A 70-kg ancient statue lies at the bottom of the sea. Its volume is 3.0 x 104 cm3. How much force is needed to lift it?

To solve this problem, we need to consider two forces: the force of gravity acting on the statue and the buoyant force acting on the statue due to the water.

1. Calculate the force of gravity: The force of gravity (weight) can be calculated using the formula F = m*g, where m is the mass and g is the acceleration due to gravity. Here, m = 70 kg and g = 9.8 m/s² (approximate value on Earth's surface). So, F = 70 kg * 9.8 m/s² = 686 N. This is the force pulling the statue downwards.

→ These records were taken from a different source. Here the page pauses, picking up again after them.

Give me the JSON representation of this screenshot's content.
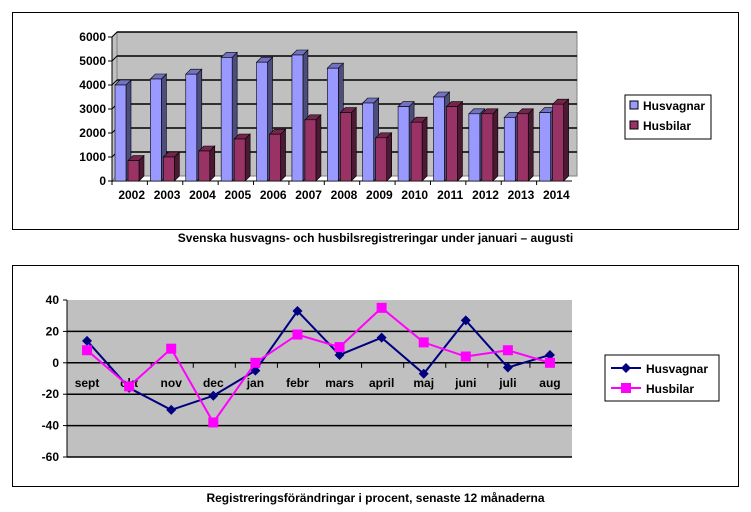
{
  "chart_data": [
    {
      "type": "bar",
      "title": "Svenska husvagns- och husbilsregistreringar under januari – augusti",
      "categories": [
        "2002",
        "2003",
        "2004",
        "2005",
        "2006",
        "2007",
        "2008",
        "2009",
        "2010",
        "2011",
        "2012",
        "2013",
        "2014"
      ],
      "ylim": [
        0,
        6000
      ],
      "yticks": [
        0,
        1000,
        2000,
        3000,
        4000,
        5000,
        6000
      ],
      "grid": true,
      "legend": "right",
      "series": [
        {
          "name": "Husvagnar",
          "color": "#9999FF",
          "values": [
            4000,
            4250,
            4450,
            5150,
            4950,
            5250,
            4700,
            3250,
            3100,
            3500,
            2800,
            2650,
            2850
          ]
        },
        {
          "name": "Husbilar",
          "color": "#993366",
          "values": [
            850,
            1000,
            1250,
            1750,
            1950,
            2550,
            2850,
            1800,
            2450,
            3100,
            2800,
            2800,
            3200
          ]
        }
      ]
    },
    {
      "type": "line",
      "title": "Registreringsförändringar i procent, senaste 12 månaderna",
      "categories": [
        "sept",
        "okt",
        "nov",
        "dec",
        "jan",
        "febr",
        "mars",
        "april",
        "maj",
        "juni",
        "juli",
        "aug"
      ],
      "ylim": [
        -60,
        40
      ],
      "yticks": [
        -60,
        -40,
        -20,
        0,
        20,
        40
      ],
      "grid": true,
      "legend": "right",
      "series": [
        {
          "name": "Husvagnar",
          "color": "#000080",
          "values": [
            14,
            -16,
            -30,
            -21,
            -5,
            33,
            5,
            16,
            -7,
            27,
            -3,
            5
          ]
        },
        {
          "name": "Husbilar",
          "color": "#FF00FF",
          "values": [
            8,
            -15,
            9,
            -38,
            0,
            18,
            10,
            35,
            13,
            4,
            8,
            0
          ]
        }
      ]
    }
  ]
}
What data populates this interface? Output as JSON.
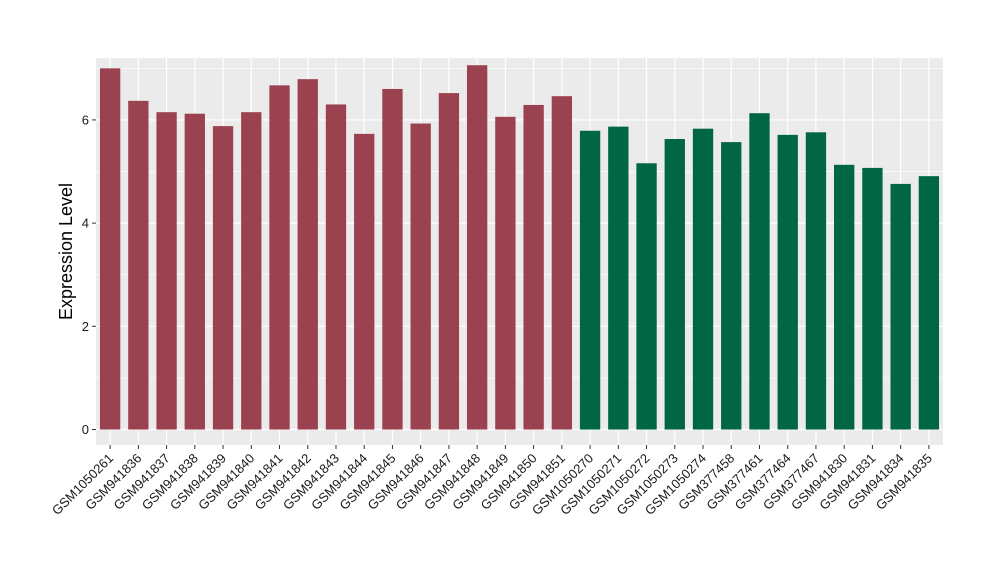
{
  "chart_data": {
    "type": "bar",
    "title": "",
    "xlabel": "",
    "ylabel": "Expression Level",
    "ylim": [
      -0.3,
      7.2
    ],
    "yticks": [
      0,
      2,
      4,
      6
    ],
    "grid": true,
    "categories": [
      "GSM1050261",
      "GSM941836",
      "GSM941837",
      "GSM941838",
      "GSM941839",
      "GSM941840",
      "GSM941841",
      "GSM941842",
      "GSM941843",
      "GSM941844",
      "GSM941845",
      "GSM941846",
      "GSM941847",
      "GSM941848",
      "GSM941849",
      "GSM941850",
      "GSM941851",
      "GSM1050270",
      "GSM1050271",
      "GSM1050272",
      "GSM1050273",
      "GSM1050274",
      "GSM377458",
      "GSM377461",
      "GSM377464",
      "GSM377467",
      "GSM941830",
      "GSM941831",
      "GSM941834",
      "GSM941835"
    ],
    "values": [
      7.0,
      6.37,
      6.15,
      6.12,
      5.88,
      6.15,
      6.67,
      6.79,
      6.3,
      5.73,
      6.6,
      5.93,
      6.52,
      7.06,
      6.06,
      6.29,
      6.46,
      5.79,
      5.87,
      5.16,
      5.63,
      5.83,
      5.57,
      6.13,
      5.71,
      5.76,
      5.13,
      5.07,
      4.76,
      4.91
    ],
    "bar_colors": [
      "#9b4250",
      "#9b4250",
      "#9b4250",
      "#9b4250",
      "#9b4250",
      "#9b4250",
      "#9b4250",
      "#9b4250",
      "#9b4250",
      "#9b4250",
      "#9b4250",
      "#9b4250",
      "#9b4250",
      "#9b4250",
      "#9b4250",
      "#9b4250",
      "#9b4250",
      "#006643",
      "#006643",
      "#006643",
      "#006643",
      "#006643",
      "#006643",
      "#006643",
      "#006643",
      "#006643",
      "#006643",
      "#006643",
      "#006643",
      "#006643"
    ],
    "panel_background": "#ebebeb",
    "grid_color": "#ffffff"
  }
}
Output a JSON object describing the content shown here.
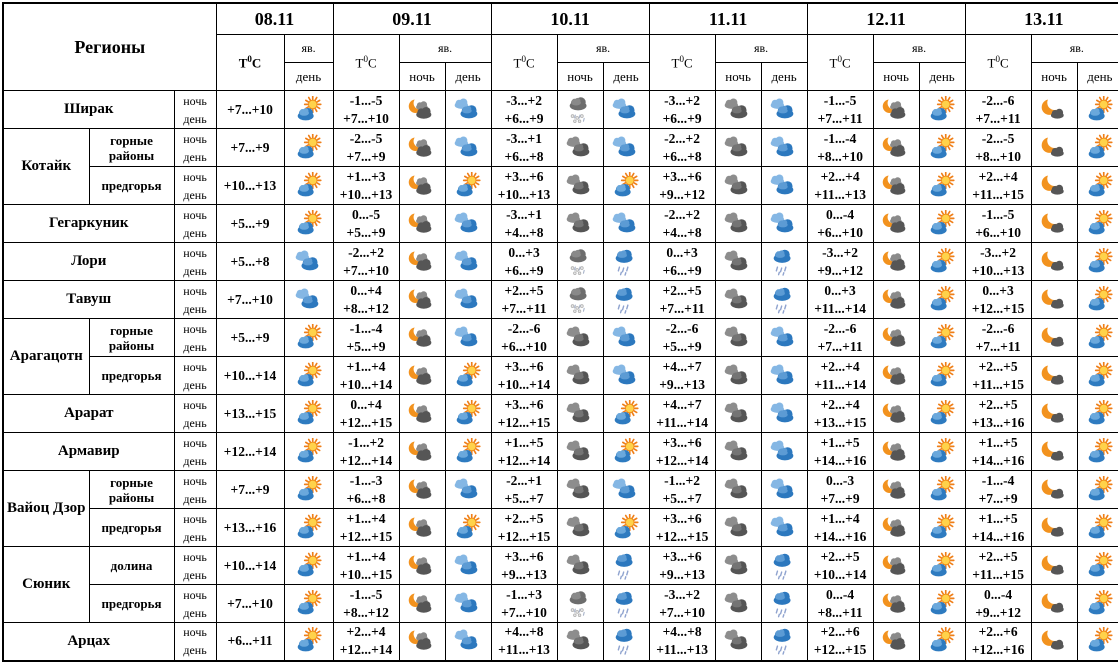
{
  "header": {
    "regions_label": "Регионы",
    "t_prefix": "T",
    "t_sup": "0",
    "t_suffix": "C",
    "phenomena_label": "яв.",
    "night_label": "ночь",
    "day_label": "день",
    "dates": [
      "08.11",
      "09.11",
      "10.11",
      "11.11",
      "12.11",
      "13.11"
    ]
  },
  "row_labels": {
    "night": "ночь",
    "day": "день"
  },
  "icon_names": {
    "sun-cloud": "sun-behind-cloud-icon",
    "cloudy": "blue-clouds-icon",
    "dark-cloud": "dark-clouds-icon",
    "moon-cloud": "moon-behind-cloud-icon",
    "moon-small-cloud": "moon-with-small-cloud-icon",
    "rain": "rain-cloud-icon",
    "sleet": "snow-and-rain-cloud-icon"
  },
  "rows": [
    {
      "region": "Ширак",
      "subregion": null,
      "group_size": 1,
      "forecast": [
        {
          "night_t": "",
          "day_t": "+7...+10",
          "day_icon": "sun-cloud"
        },
        {
          "night_t": "-1...-5",
          "day_t": "+7...+10",
          "night_icon": "moon-cloud",
          "day_icon": "cloudy"
        },
        {
          "night_t": "-3...+2",
          "day_t": "+6...+9",
          "night_icon": "sleet",
          "day_icon": "cloudy"
        },
        {
          "night_t": "-3...+2",
          "day_t": "+6...+9",
          "night_icon": "dark-cloud",
          "day_icon": "cloudy"
        },
        {
          "night_t": "-1...-5",
          "day_t": "+7...+11",
          "night_icon": "moon-cloud",
          "day_icon": "sun-cloud"
        },
        {
          "night_t": "-2...-6",
          "day_t": "+7...+11",
          "night_icon": "moon-small-cloud",
          "day_icon": "sun-cloud"
        }
      ]
    },
    {
      "region": "Котайк",
      "subregion": "горные районы",
      "group_size": 2,
      "forecast": [
        {
          "night_t": "",
          "day_t": "+7...+9",
          "day_icon": "sun-cloud"
        },
        {
          "night_t": "-2...-5",
          "day_t": "+7...+9",
          "night_icon": "moon-cloud",
          "day_icon": "cloudy"
        },
        {
          "night_t": "-3...+1",
          "day_t": "+6...+8",
          "night_icon": "dark-cloud",
          "day_icon": "cloudy"
        },
        {
          "night_t": "-2...+2",
          "day_t": "+6...+8",
          "night_icon": "dark-cloud",
          "day_icon": "cloudy"
        },
        {
          "night_t": "-1...-4",
          "day_t": "+8...+10",
          "night_icon": "moon-cloud",
          "day_icon": "sun-cloud"
        },
        {
          "night_t": "-2...-5",
          "day_t": "+8...+10",
          "night_icon": "moon-small-cloud",
          "day_icon": "sun-cloud"
        }
      ]
    },
    {
      "region": null,
      "subregion": "предгорья",
      "forecast": [
        {
          "night_t": "",
          "day_t": "+10...+13",
          "day_icon": "sun-cloud"
        },
        {
          "night_t": "+1...+3",
          "day_t": "+10...+13",
          "night_icon": "moon-cloud",
          "day_icon": "sun-cloud"
        },
        {
          "night_t": "+3...+6",
          "day_t": "+10...+13",
          "night_icon": "dark-cloud",
          "day_icon": "sun-cloud"
        },
        {
          "night_t": "+3...+6",
          "day_t": "+9...+12",
          "night_icon": "dark-cloud",
          "day_icon": "cloudy"
        },
        {
          "night_t": "+2...+4",
          "day_t": "+11...+13",
          "night_icon": "moon-cloud",
          "day_icon": "sun-cloud"
        },
        {
          "night_t": "+2...+4",
          "day_t": "+11...+15",
          "night_icon": "moon-small-cloud",
          "day_icon": "sun-cloud"
        }
      ]
    },
    {
      "region": "Гегаркуник",
      "subregion": null,
      "group_size": 1,
      "forecast": [
        {
          "night_t": "",
          "day_t": "+5...+9",
          "day_icon": "sun-cloud"
        },
        {
          "night_t": "0...-5",
          "day_t": "+5...+9",
          "night_icon": "moon-cloud",
          "day_icon": "cloudy"
        },
        {
          "night_t": "-3...+1",
          "day_t": "+4...+8",
          "night_icon": "dark-cloud",
          "day_icon": "cloudy"
        },
        {
          "night_t": "-2...+2",
          "day_t": "+4...+8",
          "night_icon": "dark-cloud",
          "day_icon": "cloudy"
        },
        {
          "night_t": "0...-4",
          "day_t": "+6...+10",
          "night_icon": "moon-cloud",
          "day_icon": "sun-cloud"
        },
        {
          "night_t": "-1...-5",
          "day_t": "+6...+10",
          "night_icon": "moon-small-cloud",
          "day_icon": "sun-cloud"
        }
      ]
    },
    {
      "region": "Лори",
      "subregion": null,
      "group_size": 1,
      "forecast": [
        {
          "night_t": "",
          "day_t": "+5...+8",
          "day_icon": "cloudy"
        },
        {
          "night_t": "-2...+2",
          "day_t": "+7...+10",
          "night_icon": "moon-cloud",
          "day_icon": "cloudy"
        },
        {
          "night_t": "0...+3",
          "day_t": "+6...+9",
          "night_icon": "sleet",
          "day_icon": "rain"
        },
        {
          "night_t": "0...+3",
          "day_t": "+6...+9",
          "night_icon": "dark-cloud",
          "day_icon": "rain"
        },
        {
          "night_t": "-3...+2",
          "day_t": "+9...+12",
          "night_icon": "moon-cloud",
          "day_icon": "sun-cloud"
        },
        {
          "night_t": "-3...+2",
          "day_t": "+10...+13",
          "night_icon": "moon-small-cloud",
          "day_icon": "sun-cloud"
        }
      ]
    },
    {
      "region": "Тавуш",
      "subregion": null,
      "group_size": 1,
      "forecast": [
        {
          "night_t": "",
          "day_t": "+7...+10",
          "day_icon": "cloudy"
        },
        {
          "night_t": "0...+4",
          "day_t": "+8...+12",
          "night_icon": "moon-cloud",
          "day_icon": "cloudy"
        },
        {
          "night_t": "+2...+5",
          "day_t": "+7...+11",
          "night_icon": "sleet",
          "day_icon": "rain"
        },
        {
          "night_t": "+2...+5",
          "day_t": "+7...+11",
          "night_icon": "dark-cloud",
          "day_icon": "rain"
        },
        {
          "night_t": "0...+3",
          "day_t": "+11...+14",
          "night_icon": "moon-cloud",
          "day_icon": "sun-cloud"
        },
        {
          "night_t": "0...+3",
          "day_t": "+12...+15",
          "night_icon": "moon-small-cloud",
          "day_icon": "sun-cloud"
        }
      ]
    },
    {
      "region": "Арагацотн",
      "subregion": "горные районы",
      "group_size": 2,
      "forecast": [
        {
          "night_t": "",
          "day_t": "+5...+9",
          "day_icon": "sun-cloud"
        },
        {
          "night_t": "-1...-4",
          "day_t": "+5...+9",
          "night_icon": "moon-cloud",
          "day_icon": "cloudy"
        },
        {
          "night_t": "-2...-6",
          "day_t": "+6...+10",
          "night_icon": "dark-cloud",
          "day_icon": "cloudy"
        },
        {
          "night_t": "-2...-6",
          "day_t": "+5...+9",
          "night_icon": "dark-cloud",
          "day_icon": "cloudy"
        },
        {
          "night_t": "-2...-6",
          "day_t": "+7...+11",
          "night_icon": "moon-cloud",
          "day_icon": "sun-cloud"
        },
        {
          "night_t": "-2...-6",
          "day_t": "+7...+11",
          "night_icon": "moon-small-cloud",
          "day_icon": "sun-cloud"
        }
      ]
    },
    {
      "region": null,
      "subregion": "предгорья",
      "forecast": [
        {
          "night_t": "",
          "day_t": "+10...+14",
          "day_icon": "sun-cloud"
        },
        {
          "night_t": "+1...+4",
          "day_t": "+10...+14",
          "night_icon": "moon-cloud",
          "day_icon": "sun-cloud"
        },
        {
          "night_t": "+3...+6",
          "day_t": "+10...+14",
          "night_icon": "dark-cloud",
          "day_icon": "cloudy"
        },
        {
          "night_t": "+4...+7",
          "day_t": "+9...+13",
          "night_icon": "dark-cloud",
          "day_icon": "cloudy"
        },
        {
          "night_t": "+2...+4",
          "day_t": "+11...+14",
          "night_icon": "moon-cloud",
          "day_icon": "sun-cloud"
        },
        {
          "night_t": "+2...+5",
          "day_t": "+11...+15",
          "night_icon": "moon-small-cloud",
          "day_icon": "sun-cloud"
        }
      ]
    },
    {
      "region": "Арарат",
      "subregion": null,
      "group_size": 1,
      "forecast": [
        {
          "night_t": "",
          "day_t": "+13...+15",
          "day_icon": "sun-cloud"
        },
        {
          "night_t": "0...+4",
          "day_t": "+12...+15",
          "night_icon": "moon-cloud",
          "day_icon": "sun-cloud"
        },
        {
          "night_t": "+3...+6",
          "day_t": "+12...+15",
          "night_icon": "dark-cloud",
          "day_icon": "sun-cloud"
        },
        {
          "night_t": "+4...+7",
          "day_t": "+11...+14",
          "night_icon": "dark-cloud",
          "day_icon": "cloudy"
        },
        {
          "night_t": "+2...+4",
          "day_t": "+13...+15",
          "night_icon": "moon-cloud",
          "day_icon": "sun-cloud"
        },
        {
          "night_t": "+2...+5",
          "day_t": "+13...+16",
          "night_icon": "moon-small-cloud",
          "day_icon": "sun-cloud"
        }
      ]
    },
    {
      "region": "Армавир",
      "subregion": null,
      "group_size": 1,
      "forecast": [
        {
          "night_t": "",
          "day_t": "+12...+14",
          "day_icon": "sun-cloud"
        },
        {
          "night_t": "-1...+2",
          "day_t": "+12...+14",
          "night_icon": "moon-cloud",
          "day_icon": "sun-cloud"
        },
        {
          "night_t": "+1...+5",
          "day_t": "+12...+14",
          "night_icon": "dark-cloud",
          "day_icon": "sun-cloud"
        },
        {
          "night_t": "+3...+6",
          "day_t": "+12...+14",
          "night_icon": "dark-cloud",
          "day_icon": "cloudy"
        },
        {
          "night_t": "+1...+5",
          "day_t": "+14...+16",
          "night_icon": "moon-cloud",
          "day_icon": "sun-cloud"
        },
        {
          "night_t": "+1...+5",
          "day_t": "+14...+16",
          "night_icon": "moon-small-cloud",
          "day_icon": "sun-cloud"
        }
      ]
    },
    {
      "region": "Вайоц Дзор",
      "subregion": "горные районы",
      "group_size": 2,
      "forecast": [
        {
          "night_t": "",
          "day_t": "+7...+9",
          "day_icon": "sun-cloud"
        },
        {
          "night_t": "-1...-3",
          "day_t": "+6...+8",
          "night_icon": "moon-cloud",
          "day_icon": "cloudy"
        },
        {
          "night_t": "-2...+1",
          "day_t": "+5...+7",
          "night_icon": "dark-cloud",
          "day_icon": "cloudy"
        },
        {
          "night_t": "-1...+2",
          "day_t": "+5...+7",
          "night_icon": "dark-cloud",
          "day_icon": "cloudy"
        },
        {
          "night_t": "0...-3",
          "day_t": "+7...+9",
          "night_icon": "moon-cloud",
          "day_icon": "sun-cloud"
        },
        {
          "night_t": "-1...-4",
          "day_t": "+7...+9",
          "night_icon": "moon-small-cloud",
          "day_icon": "sun-cloud"
        }
      ]
    },
    {
      "region": null,
      "subregion": "предгорья",
      "forecast": [
        {
          "night_t": "",
          "day_t": "+13...+16",
          "day_icon": "sun-cloud"
        },
        {
          "night_t": "+1...+4",
          "day_t": "+12...+15",
          "night_icon": "moon-cloud",
          "day_icon": "sun-cloud"
        },
        {
          "night_t": "+2...+5",
          "day_t": "+12...+15",
          "night_icon": "dark-cloud",
          "day_icon": "sun-cloud"
        },
        {
          "night_t": "+3...+6",
          "day_t": "+12...+15",
          "night_icon": "dark-cloud",
          "day_icon": "cloudy"
        },
        {
          "night_t": "+1...+4",
          "day_t": "+14...+16",
          "night_icon": "moon-cloud",
          "day_icon": "sun-cloud"
        },
        {
          "night_t": "+1...+5",
          "day_t": "+14...+16",
          "night_icon": "moon-small-cloud",
          "day_icon": "sun-cloud"
        }
      ]
    },
    {
      "region": "Сюник",
      "subregion": "долина",
      "group_size": 2,
      "forecast": [
        {
          "night_t": "",
          "day_t": "+10...+14",
          "day_icon": "sun-cloud"
        },
        {
          "night_t": "+1...+4",
          "day_t": "+10...+15",
          "night_icon": "moon-cloud",
          "day_icon": "cloudy"
        },
        {
          "night_t": "+3...+6",
          "day_t": "+9...+13",
          "night_icon": "dark-cloud",
          "day_icon": "rain"
        },
        {
          "night_t": "+3...+6",
          "day_t": "+9...+13",
          "night_icon": "dark-cloud",
          "day_icon": "rain"
        },
        {
          "night_t": "+2...+5",
          "day_t": "+10...+14",
          "night_icon": "moon-cloud",
          "day_icon": "sun-cloud"
        },
        {
          "night_t": "+2...+5",
          "day_t": "+11...+15",
          "night_icon": "moon-small-cloud",
          "day_icon": "sun-cloud"
        }
      ]
    },
    {
      "region": null,
      "subregion": "предгорья",
      "forecast": [
        {
          "night_t": "",
          "day_t": "+7...+10",
          "day_icon": "sun-cloud"
        },
        {
          "night_t": "-1...-5",
          "day_t": "+8...+12",
          "night_icon": "moon-cloud",
          "day_icon": "cloudy"
        },
        {
          "night_t": "-1...+3",
          "day_t": "+7...+10",
          "night_icon": "sleet",
          "day_icon": "rain"
        },
        {
          "night_t": "-3...+2",
          "day_t": "+7...+10",
          "night_icon": "dark-cloud",
          "day_icon": "rain"
        },
        {
          "night_t": "0...-4",
          "day_t": "+8...+11",
          "night_icon": "moon-cloud",
          "day_icon": "sun-cloud"
        },
        {
          "night_t": "0...-4",
          "day_t": "+9...+12",
          "night_icon": "moon-small-cloud",
          "day_icon": "sun-cloud"
        }
      ]
    },
    {
      "region": "Арцах",
      "subregion": null,
      "group_size": 1,
      "forecast": [
        {
          "night_t": "",
          "day_t": "+6...+11",
          "day_icon": "sun-cloud"
        },
        {
          "night_t": "+2...+4",
          "day_t": "+12...+14",
          "night_icon": "moon-cloud",
          "day_icon": "cloudy"
        },
        {
          "night_t": "+4...+8",
          "day_t": "+11...+13",
          "night_icon": "dark-cloud",
          "day_icon": "rain"
        },
        {
          "night_t": "+4...+8",
          "day_t": "+11...+13",
          "night_icon": "dark-cloud",
          "day_icon": "rain"
        },
        {
          "night_t": "+2...+6",
          "day_t": "+12...+15",
          "night_icon": "moon-cloud",
          "day_icon": "sun-cloud"
        },
        {
          "night_t": "+2...+6",
          "day_t": "+12...+16",
          "night_icon": "moon-small-cloud",
          "day_icon": "sun-cloud"
        }
      ]
    }
  ]
}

2. Calculate the buoyant force: The buoyant force can be calculated using the formula F = ρVg, where ρ is the density of the fluid (in this case, sea water), V is the volume of the fluid displaced by the object, and g is the acceleration due to gravity. The density of sea water is approximately 1030 kg/m³. The volume of the statue is given in cm³, so we need to convert it to m³: 3.0 x 10^4 cm³ = 3.0 x 10^-2 m³. So, the buoyant force is F = 1030 kg/m³ * 3.0 x 10^-2 m³ * 9.8 m/s² = 302.82 N. This is the force pushing the statue upwards.

3. Calculate the net force: The net force needed to lift the statue is the difference between the force of gravity and the buoyant force: 686 N - 302.82 N = 383.18 N.

So, a force of approximately 383.18 N is needed to lift the statue.